Another dear friend who taught me a lot passed away--early Tuesday.
Bill Larremore started attending our little rural school, Lewis and Clark Consolidated, in second grade, and he stood out in a lot of ways. Bill had a pretty bad speech impediment in elementary school and had been held back a year. He also had a step-father, which was also not considered normal back in the 1960s in rural Oregon. And while all of us by adolescence were fascinated by girls, Bill's interest was unmatched. I not only had never approached "first base," I didn't even know what or where it was. Not so with Bill. But Bill was anything but smooth. He was the uncomplaining butt of interminable jokes about his inability to disguise what he was really thinking--a weakness that was like blood to sharks among boys of that time and place.
Bill and I, then, were different in many ways. He revealed himself and was often teased mercilessly for it; I kept my thoughts to myself, my head down. He struggled with school; I found it easy. He played basketball, the high-status sport at Astoria High School in the mid-1970s that enhanced his standing among the ladies. I ran cross country and track and never went to a dance or on a date. He was sad when high school ended; I was elated.
Yet I always felt close to Bill, all through school and later, too. He was the friend you knew would never try to hurt you to make himself look better, the guy you felt "safe" with at a time in life when safety felt hard to come by. After bouncing around for awhile after graduation he ended up driving a truck for UPS and developed a curiosity about a wide variety of subjects. He always treated my modest successes as an author with a lot of pride. And he was one of my few male friends who felt comfortable divulging his emotions. Years ago he talked about how re-unions with his childhood buddies always brought up a lot of "L'more" stories of dumb things he had allegedly done or said. "They're funny stories," he readily admitted. "But I wish you guys would see that there's more to me than that."
Bill brought some of us back together a few months ago when he was diagnosed with advanced liver cancer. In the following months he told me about his hopes and fears while never failing to ask after me, Wendy, and Peter.
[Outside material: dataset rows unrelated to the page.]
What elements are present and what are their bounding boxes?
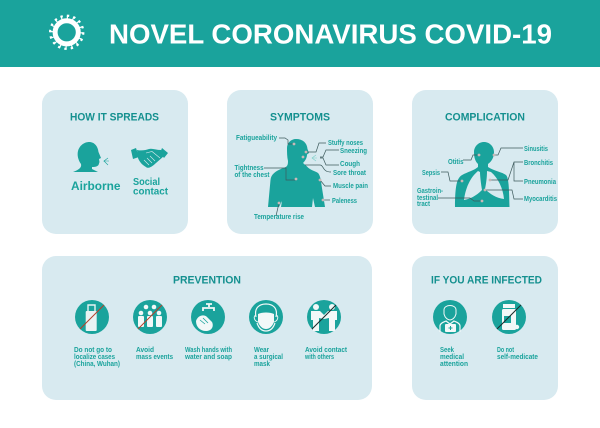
symptom labels: Paleness — [332, 198, 357, 205]
label: do not go: localize cases — [74, 354, 115, 361]
label: seek medical attention — [440, 347, 468, 368]
header band — [0, 0, 600, 67]
symptom labels: Sneezing — [340, 148, 367, 155]
symptom markers — [278, 143, 324, 204]
label: avoid mass events: mass events — [136, 354, 173, 361]
complication labels: Gastroin- — [417, 188, 444, 195]
label: seek medical attention: medical — [440, 354, 464, 361]
label: wear mask — [254, 347, 283, 368]
label: wash hands: Wash hands with — [185, 347, 232, 354]
panel: complication — [412, 90, 558, 234]
symptom labels: Stuffy noses — [328, 140, 363, 147]
heading: how it spreads: HOW IT SPREADS — [70, 112, 159, 124]
symptom labels: Fatigueability — [236, 135, 277, 142]
label: seek medical attention: attention — [440, 361, 468, 368]
label: avoid mass events — [136, 347, 173, 361]
complication labels: Bronchitis — [524, 160, 553, 167]
icon: virus — [50, 16, 83, 49]
label: wear mask: a surgical — [254, 354, 283, 361]
icon: handshake — [131, 148, 168, 168]
complication labels: Pneumonia — [524, 179, 556, 186]
label: wear mask: Wear — [254, 347, 269, 354]
complication labels: testinal — [417, 195, 438, 202]
label: avoid contact: Avoid contact — [305, 347, 348, 354]
complication labels: Myocarditis — [524, 196, 557, 203]
icon: avoid contact — [307, 300, 341, 334]
symptom labels: Temperature rise — [254, 214, 304, 221]
icon: no self medication — [492, 300, 526, 334]
label: do not self-medicate: Do not — [497, 347, 515, 354]
symptom labels: Sore throat — [333, 170, 367, 177]
panel: prevention — [42, 256, 372, 400]
heading: if you are infected: IF YOU ARE INFECTED — [431, 274, 542, 286]
label: wear mask: mask — [254, 361, 270, 368]
label: seek medical attention: Seek — [440, 347, 454, 354]
label: do not self-medicate: self-medicate — [497, 354, 538, 361]
label: avoid contact — [304, 347, 348, 361]
leader lines — [264, 138, 339, 216]
icon: wash hands — [191, 300, 225, 334]
symptom labels: Cough — [340, 161, 360, 168]
panel: how it spreads — [42, 90, 188, 234]
icon: doctor — [433, 300, 467, 334]
complication labels: Otitis — [448, 159, 464, 166]
panel: symptoms — [227, 90, 373, 234]
torso figure with lungs — [455, 142, 510, 207]
symptom labels: of the chest — [234, 172, 270, 179]
heading: prevention: PREVENTION — [173, 274, 241, 286]
heading: complication: COMPLICATION — [445, 112, 525, 124]
complication labels: tract — [417, 201, 431, 208]
icon: head breathing out — [73, 142, 109, 172]
label: do not self-medicate — [497, 347, 538, 361]
label: wash hands: water and soap — [184, 354, 232, 361]
symptom labels: Muscle pain — [333, 183, 368, 190]
label: avoid contact: with others — [304, 354, 334, 361]
heading: symptoms: SYMPTOMS — [270, 112, 330, 124]
complication markers — [461, 154, 495, 202]
symptom labels: Tightness — [234, 165, 264, 172]
complication labels — [417, 146, 557, 208]
leader lines — [438, 148, 523, 201]
panel: if you are infected — [412, 256, 558, 400]
label: do not go: (China, Wuhan) — [74, 361, 120, 368]
icon: surgical mask — [249, 300, 283, 334]
label: social contact: Social — [133, 177, 160, 188]
label: do not go: Do not go to — [74, 347, 112, 354]
icon: no travel — [75, 300, 109, 334]
label: do not go — [74, 347, 120, 368]
title: NOVEL CORONAVIRUS COVID-19 — [109, 18, 552, 50]
body figure — [268, 139, 325, 207]
complication labels: Sepsis — [422, 170, 440, 177]
complication labels: Sinusitis — [524, 146, 548, 153]
label: social contact — [133, 177, 169, 198]
label: social contact: contact — [133, 186, 169, 198]
symptom labels — [234, 135, 368, 221]
label: airborne: Airborne — [71, 179, 121, 193]
label: avoid mass events: Avoid — [136, 347, 154, 354]
icon: no mass events — [133, 300, 167, 334]
label: wash hands — [184, 347, 232, 361]
icon: sneeze lines — [312, 155, 317, 161]
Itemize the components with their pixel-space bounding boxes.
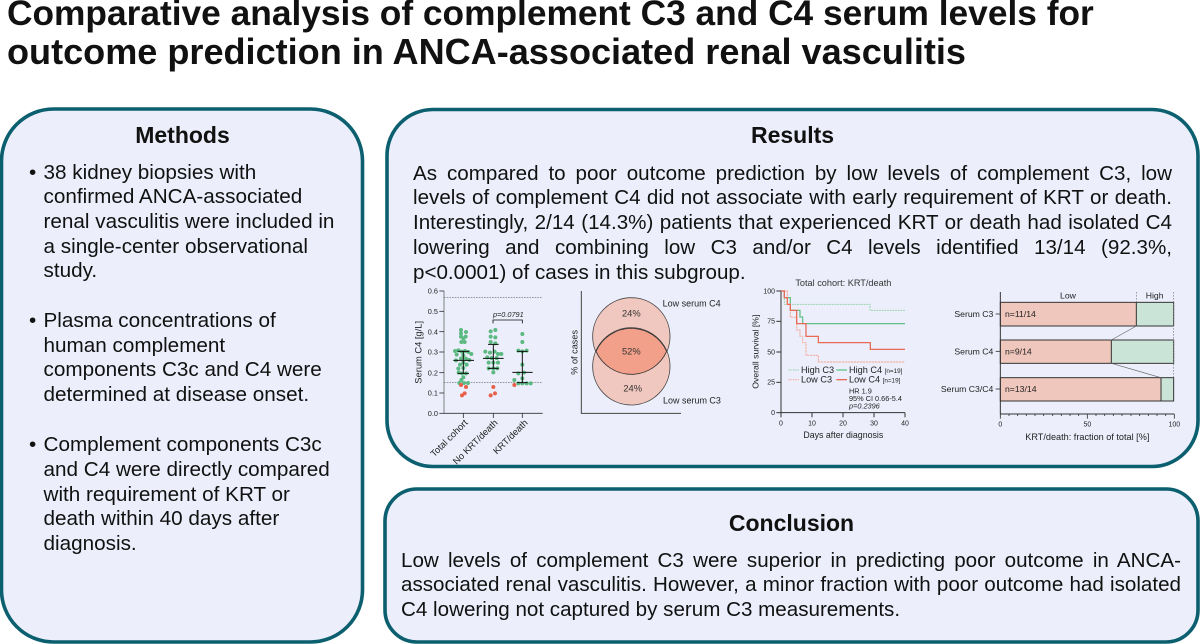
chart: serum C4 dot plot: Total cohort	[429, 417, 470, 459]
chart: survival curves: 40	[901, 421, 909, 428]
text block: methods bullet 1: renal vasculitis were included in	[44, 210, 334, 233]
text block: methods bullet 1: 38 kidney biopsies with	[44, 160, 256, 184]
text block: conclusion: Low levels of complement C3 were superior in predicting poor outcome in ANCA-	[401, 549, 1181, 572]
chart: venn diagram: Low serum C4	[663, 298, 721, 308]
chart: serum C4 dot plot: 0.3	[428, 348, 438, 357]
text block: methods bullet 2: •	[29, 309, 36, 332]
chart: serum C4 dot plot	[413, 287, 543, 466]
chart: stacked fraction bars: Serum C3/C4	[941, 384, 994, 394]
chart: serum C4 dot plot: Serum C4 [g/L]	[413, 321, 423, 384]
text block: results: levels of complement C4 did not associate with early requirement of KRT or death.	[413, 186, 1172, 209]
chart: stacked fraction bars: 100	[1169, 422, 1180, 429]
heading: conclusion: Conclusion	[729, 510, 854, 536]
text block: methods bullet 3: •	[29, 433, 36, 456]
chart: serum C4 dot plot: 0.2	[428, 368, 438, 377]
title: outcome prediction in ANCA-associated renal vasculitis	[7, 31, 966, 72]
heading: methods: Methods	[135, 122, 230, 148]
chart: stacked fraction bars: n=9/14	[1005, 346, 1032, 356]
chart: survival curves: 0	[771, 410, 775, 417]
text block: methods bullet 1: •	[29, 160, 36, 184]
panel: conclusion	[385, 489, 1198, 642]
chart: stacked fraction bars	[941, 291, 1180, 442]
chart: survival curves: 75	[767, 319, 775, 326]
text block: methods bullet 3: death within 40 days after	[44, 507, 279, 530]
chart: survival curves: 25	[767, 380, 775, 387]
chart: survival curves: p=0.2396	[848, 402, 881, 411]
chart: venn diagram: 52%	[622, 347, 641, 357]
text block: methods bullet 1	[29, 160, 334, 282]
chart: serum C4 dot plot: 0.4	[428, 327, 438, 336]
chart: survival curves: 0	[779, 421, 783, 428]
chart: survival curves: High C3	[801, 365, 834, 375]
chart: stacked fraction bars: Serum C3	[954, 309, 994, 319]
chart: serum C4 dot plot: KRT/death	[491, 418, 530, 456]
chart: serum C4 dot plot: 0.5	[428, 307, 438, 316]
chart: serum C4 dot plot: 0.6	[428, 287, 438, 296]
chart: venn diagram: Low serum C3	[663, 395, 721, 405]
chart: stacked fraction bars: Serum C4	[954, 346, 994, 356]
chart: stacked fraction bars: High	[1146, 291, 1164, 301]
text block: methods bullet 3	[29, 433, 330, 555]
chart: stacked fraction bars: 0	[998, 422, 1002, 429]
chart: survival curves: 10	[808, 421, 816, 428]
text block: methods bullet 3: and C4 were directly compared	[44, 458, 330, 481]
text block: methods bullet 3: diagnosis.	[44, 532, 137, 555]
text block: results: As compared to poor outcome prediction by low levels of complement C3, low	[413, 162, 1172, 184]
text block: methods bullet 2: determined at disease onset.	[44, 383, 309, 406]
chart: survival curves	[751, 278, 909, 440]
heading: results: Results	[751, 122, 834, 148]
text block: methods bullet 3: Complement components C3c	[44, 433, 322, 456]
chart: survival curves: Low C3	[801, 375, 832, 385]
chart: venn diagram: % of cases	[570, 330, 580, 375]
chart: serum C4 dot plot: 0.0	[428, 409, 438, 418]
text block: methods bullet 2: human complement	[44, 334, 225, 356]
text block: results: Interestingly, 2/14 (14.3%) patients that experienced KRT or death had isolated C4	[413, 211, 1172, 234]
chart: survival curves: Days after diagnosis	[803, 430, 884, 440]
chart: stacked fraction bars: KRT/death: fraction of total [%]	[1025, 432, 1149, 442]
text block: methods bullet 3: with requirement of KRT or	[44, 483, 290, 506]
chart: survival curves: 20	[839, 421, 847, 428]
chart: survival curves: HR 1.9	[849, 386, 872, 395]
text block: methods bullet 2: components C3c and C4 were	[44, 358, 322, 381]
text block: conclusion	[401, 549, 1181, 621]
chart: survival curves: 30	[870, 421, 878, 428]
chart: survival curves: Low C4 [n=19]	[849, 375, 901, 385]
chart: stacked fraction bars: Low	[1060, 291, 1077, 301]
chart: survival curves: Total cohort: KRT/death	[795, 278, 891, 288]
chart: stacked fraction bars: 50	[1083, 422, 1091, 429]
chart: survival curves: Overall survival [%]	[751, 315, 761, 389]
chart: stacked fraction bars: n=13/14	[1005, 384, 1037, 394]
text block: methods bullet 1: a single-center observational	[44, 235, 308, 258]
text block: results	[413, 162, 1172, 284]
chart: venn diagram	[570, 291, 721, 413]
chart: survival curves: 50	[767, 349, 775, 356]
text block: conclusion: C4 lowering not captured by serum C3 measurements.	[401, 598, 900, 621]
chart: serum C4 dot plot: No KRT/death	[451, 418, 500, 466]
text block: conclusion: associated renal vasculitis. However, a minor fraction with poor outcome had isolated	[401, 573, 1181, 596]
chart: survival curves: 100	[763, 288, 775, 295]
text block: methods bullet 1: study.	[44, 259, 97, 282]
chart: venn diagram: 24%	[623, 384, 642, 394]
panel: methods	[2, 109, 362, 642]
chart: survival curves: High C4 [n=19]	[849, 365, 903, 375]
chart: serum C4 dot plot: 0.1	[428, 389, 438, 398]
text block: methods bullet 2	[29, 309, 322, 406]
chart: serum C4 dot plot: p=0.0791	[492, 310, 524, 319]
title	[7, 0, 1094, 72]
panel: results	[387, 110, 1198, 466]
chart: survival curves: 95% CI 0.66-5.4	[849, 394, 902, 403]
text block: methods bullet 1: confirmed ANCA-associated	[44, 185, 302, 208]
text block: methods bullet 2: Plasma concentrations of	[44, 309, 276, 332]
text block: results: p<0.0001) of cases in this subgroup.	[413, 261, 746, 284]
chart: venn diagram: 24%	[622, 309, 641, 319]
text block: results: lowering and combining low C3 and/or C4 levels identified 13/14 (92.3%,	[413, 236, 1172, 259]
chart: stacked fraction bars: n=11/14	[1005, 309, 1036, 319]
I've never known someone in so much pain to express so much gratitude for his life or for his friends. Bill had recently retired and had just begun to do some of the things he had long dreamed about, places to visit, new topics to learn about. After the diagnosis he hoped to at least get another year or two of living in. But the disease progressed quickly. Two weeks ago he was getting dozens of calls and texts a day--and felt guilty that he was too tired to answer them.
I've often heard the term "eating away like a cancer" without thinking much about the phrase's etymology. On Saturday I saw cancer hollowing Bill out before my eyes. But only up to a point. As he labored to fight off pain and morphine he told me again how much he loved me, asked about my spiritual life, shared his fear of dying, told me he'd pray for my family.